Other newly named companies include chipmaker CXMT, robotics firm Unitree and others across China's technology and industrial sectors. The Pentagon alleges the firms have ownership ties to the State-owned Assets Supervision and Administration Commission, affiliations with the Ministry of Industry and Information Technology, connections to the People's Liberation Army, support from China's "Little Giant" industrial program, or a presence in designated military-civil fusion zones.

CATL, the world's largest battery maker, rejected its inclusion, calling the designation "a mistake" and saying it would proactively engage with the Pentagon to address what it called a "false designation." The company said it would take legal action if necessary to protect its interests and those of its stakeholders.

The expanded list comes amid persistent friction between Washington and Beijing over technology, trade and security. Several of the named companies have global operations and deep ties to international supply chains, and the designations could complicate their dealings with U.S. firms wary of the contracting restrictions.

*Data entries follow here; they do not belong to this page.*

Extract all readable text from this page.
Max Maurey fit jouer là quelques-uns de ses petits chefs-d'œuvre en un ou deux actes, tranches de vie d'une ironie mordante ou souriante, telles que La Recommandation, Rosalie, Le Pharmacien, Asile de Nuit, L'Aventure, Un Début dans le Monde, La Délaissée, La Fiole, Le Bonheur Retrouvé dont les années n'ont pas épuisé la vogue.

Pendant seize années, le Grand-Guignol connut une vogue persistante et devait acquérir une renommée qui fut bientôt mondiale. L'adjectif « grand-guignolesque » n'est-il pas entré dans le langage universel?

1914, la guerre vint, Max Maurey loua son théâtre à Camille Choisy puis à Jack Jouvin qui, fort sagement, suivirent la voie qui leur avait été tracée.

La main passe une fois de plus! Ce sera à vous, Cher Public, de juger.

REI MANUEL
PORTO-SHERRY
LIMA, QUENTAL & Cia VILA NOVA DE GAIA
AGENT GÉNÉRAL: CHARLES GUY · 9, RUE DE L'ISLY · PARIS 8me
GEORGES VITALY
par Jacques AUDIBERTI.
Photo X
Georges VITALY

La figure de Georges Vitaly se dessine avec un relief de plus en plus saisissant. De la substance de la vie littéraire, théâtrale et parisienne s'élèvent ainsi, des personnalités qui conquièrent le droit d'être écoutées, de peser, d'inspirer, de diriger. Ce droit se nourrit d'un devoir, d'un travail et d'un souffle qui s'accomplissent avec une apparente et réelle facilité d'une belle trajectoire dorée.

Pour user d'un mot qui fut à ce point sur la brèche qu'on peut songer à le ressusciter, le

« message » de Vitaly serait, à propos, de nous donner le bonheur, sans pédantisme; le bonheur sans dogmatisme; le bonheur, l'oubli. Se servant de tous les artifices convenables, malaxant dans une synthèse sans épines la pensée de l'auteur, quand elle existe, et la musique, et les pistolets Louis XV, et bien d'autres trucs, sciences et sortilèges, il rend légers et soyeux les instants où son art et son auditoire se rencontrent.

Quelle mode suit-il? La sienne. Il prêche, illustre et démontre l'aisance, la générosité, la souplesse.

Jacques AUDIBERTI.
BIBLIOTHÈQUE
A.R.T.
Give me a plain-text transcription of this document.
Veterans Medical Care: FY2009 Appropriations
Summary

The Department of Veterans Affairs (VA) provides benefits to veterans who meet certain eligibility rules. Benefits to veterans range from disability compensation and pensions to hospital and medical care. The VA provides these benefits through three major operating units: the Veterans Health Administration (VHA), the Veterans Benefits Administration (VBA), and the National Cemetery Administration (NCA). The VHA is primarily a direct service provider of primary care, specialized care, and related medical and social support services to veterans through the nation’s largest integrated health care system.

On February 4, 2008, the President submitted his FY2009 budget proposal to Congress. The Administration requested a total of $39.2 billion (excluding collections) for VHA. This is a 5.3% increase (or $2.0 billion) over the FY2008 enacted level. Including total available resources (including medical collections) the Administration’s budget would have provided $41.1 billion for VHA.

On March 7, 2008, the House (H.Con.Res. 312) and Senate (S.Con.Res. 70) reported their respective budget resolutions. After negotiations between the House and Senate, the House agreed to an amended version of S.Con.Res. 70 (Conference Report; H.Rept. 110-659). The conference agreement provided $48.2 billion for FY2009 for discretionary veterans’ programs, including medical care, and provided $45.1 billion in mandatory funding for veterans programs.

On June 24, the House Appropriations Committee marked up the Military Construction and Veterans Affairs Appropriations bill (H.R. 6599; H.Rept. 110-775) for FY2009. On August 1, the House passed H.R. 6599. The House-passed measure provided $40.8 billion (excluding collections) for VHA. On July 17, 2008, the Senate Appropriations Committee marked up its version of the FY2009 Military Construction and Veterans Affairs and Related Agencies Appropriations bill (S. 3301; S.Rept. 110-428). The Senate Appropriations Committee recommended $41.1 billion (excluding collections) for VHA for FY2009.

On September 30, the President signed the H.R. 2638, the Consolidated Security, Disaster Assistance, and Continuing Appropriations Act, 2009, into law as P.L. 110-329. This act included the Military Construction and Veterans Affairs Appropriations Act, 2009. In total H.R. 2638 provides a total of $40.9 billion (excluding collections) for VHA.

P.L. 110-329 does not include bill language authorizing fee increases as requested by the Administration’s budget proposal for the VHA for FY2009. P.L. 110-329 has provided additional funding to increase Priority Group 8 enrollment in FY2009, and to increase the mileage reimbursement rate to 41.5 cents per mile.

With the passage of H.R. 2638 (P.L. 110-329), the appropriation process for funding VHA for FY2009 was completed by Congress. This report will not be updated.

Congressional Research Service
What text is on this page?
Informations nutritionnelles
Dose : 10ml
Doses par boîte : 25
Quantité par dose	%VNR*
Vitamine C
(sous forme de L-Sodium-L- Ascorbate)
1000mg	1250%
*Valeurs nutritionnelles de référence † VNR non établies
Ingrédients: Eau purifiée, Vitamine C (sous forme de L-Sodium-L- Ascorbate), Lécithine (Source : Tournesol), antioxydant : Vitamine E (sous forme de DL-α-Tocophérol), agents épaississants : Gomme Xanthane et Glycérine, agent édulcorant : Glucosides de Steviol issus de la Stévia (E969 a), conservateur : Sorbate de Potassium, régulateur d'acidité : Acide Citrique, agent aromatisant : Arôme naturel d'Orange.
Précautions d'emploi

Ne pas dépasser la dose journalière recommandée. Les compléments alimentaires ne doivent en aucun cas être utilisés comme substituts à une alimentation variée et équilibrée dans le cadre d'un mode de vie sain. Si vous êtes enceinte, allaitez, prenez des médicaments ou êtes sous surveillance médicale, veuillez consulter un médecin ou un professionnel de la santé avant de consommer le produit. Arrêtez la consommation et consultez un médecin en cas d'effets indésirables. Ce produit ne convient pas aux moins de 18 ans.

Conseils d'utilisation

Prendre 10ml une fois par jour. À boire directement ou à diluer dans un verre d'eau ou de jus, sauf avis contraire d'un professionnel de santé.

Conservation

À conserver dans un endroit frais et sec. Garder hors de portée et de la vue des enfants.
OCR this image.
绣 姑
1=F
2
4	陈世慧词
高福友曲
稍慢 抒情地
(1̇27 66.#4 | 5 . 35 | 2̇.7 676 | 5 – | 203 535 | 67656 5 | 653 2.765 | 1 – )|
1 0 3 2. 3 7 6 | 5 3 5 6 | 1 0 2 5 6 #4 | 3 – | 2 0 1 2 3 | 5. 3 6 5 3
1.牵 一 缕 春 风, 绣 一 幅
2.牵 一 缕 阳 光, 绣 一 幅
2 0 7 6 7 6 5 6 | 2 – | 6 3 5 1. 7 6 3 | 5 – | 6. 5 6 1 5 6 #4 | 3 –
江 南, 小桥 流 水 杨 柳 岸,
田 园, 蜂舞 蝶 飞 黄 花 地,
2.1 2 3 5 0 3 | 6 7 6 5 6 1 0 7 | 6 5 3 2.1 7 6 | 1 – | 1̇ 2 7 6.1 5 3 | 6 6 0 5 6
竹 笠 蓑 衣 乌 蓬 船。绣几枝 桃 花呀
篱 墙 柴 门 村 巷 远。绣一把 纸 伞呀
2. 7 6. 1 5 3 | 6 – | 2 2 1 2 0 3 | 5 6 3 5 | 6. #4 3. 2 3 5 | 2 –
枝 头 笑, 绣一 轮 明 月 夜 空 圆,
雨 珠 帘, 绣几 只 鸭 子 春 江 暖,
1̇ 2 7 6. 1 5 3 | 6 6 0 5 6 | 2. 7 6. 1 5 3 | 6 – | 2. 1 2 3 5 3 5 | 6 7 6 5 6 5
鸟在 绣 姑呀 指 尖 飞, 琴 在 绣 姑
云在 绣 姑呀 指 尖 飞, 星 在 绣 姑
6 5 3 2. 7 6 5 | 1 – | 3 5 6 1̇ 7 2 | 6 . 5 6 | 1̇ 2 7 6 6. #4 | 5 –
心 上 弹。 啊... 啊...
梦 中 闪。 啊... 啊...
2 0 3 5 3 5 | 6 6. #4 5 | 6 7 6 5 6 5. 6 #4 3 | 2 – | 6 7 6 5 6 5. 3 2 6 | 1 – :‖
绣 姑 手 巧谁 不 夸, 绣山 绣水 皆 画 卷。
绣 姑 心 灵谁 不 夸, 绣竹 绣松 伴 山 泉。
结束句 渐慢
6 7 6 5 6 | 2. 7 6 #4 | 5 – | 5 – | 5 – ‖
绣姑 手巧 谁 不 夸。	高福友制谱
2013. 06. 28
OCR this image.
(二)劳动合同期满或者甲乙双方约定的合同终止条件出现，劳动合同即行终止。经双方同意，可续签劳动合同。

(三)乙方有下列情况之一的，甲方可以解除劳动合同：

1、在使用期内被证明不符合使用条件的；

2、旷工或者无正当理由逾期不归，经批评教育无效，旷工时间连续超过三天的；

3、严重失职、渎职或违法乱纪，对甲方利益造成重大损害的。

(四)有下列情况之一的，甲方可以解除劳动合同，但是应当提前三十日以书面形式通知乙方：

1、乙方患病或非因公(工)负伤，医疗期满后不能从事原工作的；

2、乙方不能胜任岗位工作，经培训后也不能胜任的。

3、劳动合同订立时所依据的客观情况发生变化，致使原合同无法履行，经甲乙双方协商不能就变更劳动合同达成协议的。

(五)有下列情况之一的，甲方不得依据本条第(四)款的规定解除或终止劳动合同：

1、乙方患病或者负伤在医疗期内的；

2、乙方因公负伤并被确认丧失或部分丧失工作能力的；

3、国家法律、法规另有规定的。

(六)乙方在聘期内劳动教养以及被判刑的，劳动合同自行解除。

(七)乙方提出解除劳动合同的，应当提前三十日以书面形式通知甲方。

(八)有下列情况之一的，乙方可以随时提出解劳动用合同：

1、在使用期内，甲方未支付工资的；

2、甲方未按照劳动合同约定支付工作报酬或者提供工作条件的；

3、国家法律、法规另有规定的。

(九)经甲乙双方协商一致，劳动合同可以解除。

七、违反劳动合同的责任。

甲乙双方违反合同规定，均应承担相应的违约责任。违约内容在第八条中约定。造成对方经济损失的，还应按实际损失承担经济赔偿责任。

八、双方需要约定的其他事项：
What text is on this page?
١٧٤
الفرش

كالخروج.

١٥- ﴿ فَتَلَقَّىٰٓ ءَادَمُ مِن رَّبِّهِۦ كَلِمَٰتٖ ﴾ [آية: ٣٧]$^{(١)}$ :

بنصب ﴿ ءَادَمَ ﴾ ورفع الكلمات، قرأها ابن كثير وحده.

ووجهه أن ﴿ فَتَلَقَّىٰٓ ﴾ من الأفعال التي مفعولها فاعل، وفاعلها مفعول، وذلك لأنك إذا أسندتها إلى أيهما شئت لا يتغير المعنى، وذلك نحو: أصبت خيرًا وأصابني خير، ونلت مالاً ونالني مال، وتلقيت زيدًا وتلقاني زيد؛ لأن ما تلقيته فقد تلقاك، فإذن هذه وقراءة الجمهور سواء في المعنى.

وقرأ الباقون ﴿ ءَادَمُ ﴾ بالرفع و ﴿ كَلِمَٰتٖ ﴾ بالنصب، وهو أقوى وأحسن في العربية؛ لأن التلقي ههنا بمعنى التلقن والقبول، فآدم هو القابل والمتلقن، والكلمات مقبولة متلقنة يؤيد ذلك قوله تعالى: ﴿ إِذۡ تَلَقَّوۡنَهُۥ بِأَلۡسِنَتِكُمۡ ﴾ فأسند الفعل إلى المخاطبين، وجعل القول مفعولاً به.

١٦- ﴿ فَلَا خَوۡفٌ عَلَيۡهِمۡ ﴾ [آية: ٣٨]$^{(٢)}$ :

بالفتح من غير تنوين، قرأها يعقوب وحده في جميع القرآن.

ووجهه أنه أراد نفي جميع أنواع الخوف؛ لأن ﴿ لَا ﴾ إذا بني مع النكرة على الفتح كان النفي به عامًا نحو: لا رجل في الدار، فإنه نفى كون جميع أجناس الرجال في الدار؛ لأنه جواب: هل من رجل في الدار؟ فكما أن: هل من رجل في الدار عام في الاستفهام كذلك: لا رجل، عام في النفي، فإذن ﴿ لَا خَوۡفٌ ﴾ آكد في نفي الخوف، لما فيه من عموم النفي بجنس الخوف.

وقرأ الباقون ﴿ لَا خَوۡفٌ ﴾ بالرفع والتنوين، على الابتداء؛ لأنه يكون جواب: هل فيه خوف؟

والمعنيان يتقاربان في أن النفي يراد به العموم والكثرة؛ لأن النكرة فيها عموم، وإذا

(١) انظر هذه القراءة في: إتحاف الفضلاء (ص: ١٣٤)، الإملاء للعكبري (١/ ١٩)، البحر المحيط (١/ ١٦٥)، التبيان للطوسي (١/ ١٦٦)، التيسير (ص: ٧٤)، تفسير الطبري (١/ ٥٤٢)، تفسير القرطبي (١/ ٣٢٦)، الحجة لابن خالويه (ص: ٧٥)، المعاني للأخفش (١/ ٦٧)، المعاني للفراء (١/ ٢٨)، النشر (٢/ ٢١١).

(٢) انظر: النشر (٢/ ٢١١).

Inclusion on the 1260H list has previously prompted affected companies to lobby for removal or to challenge the designation in U.S. courts, with mixed results. The Pentagon updates the list periodically and has steadily broadened it in recent years as part of a wider effort to limit Chinese access to U.S. defense and technology markets.

For the listed firms, the most immediate concern is the June 30 deadline, after which direct Defense Department business will be off limits, and the looming 2027 expansion that could ripple through any product containing their components.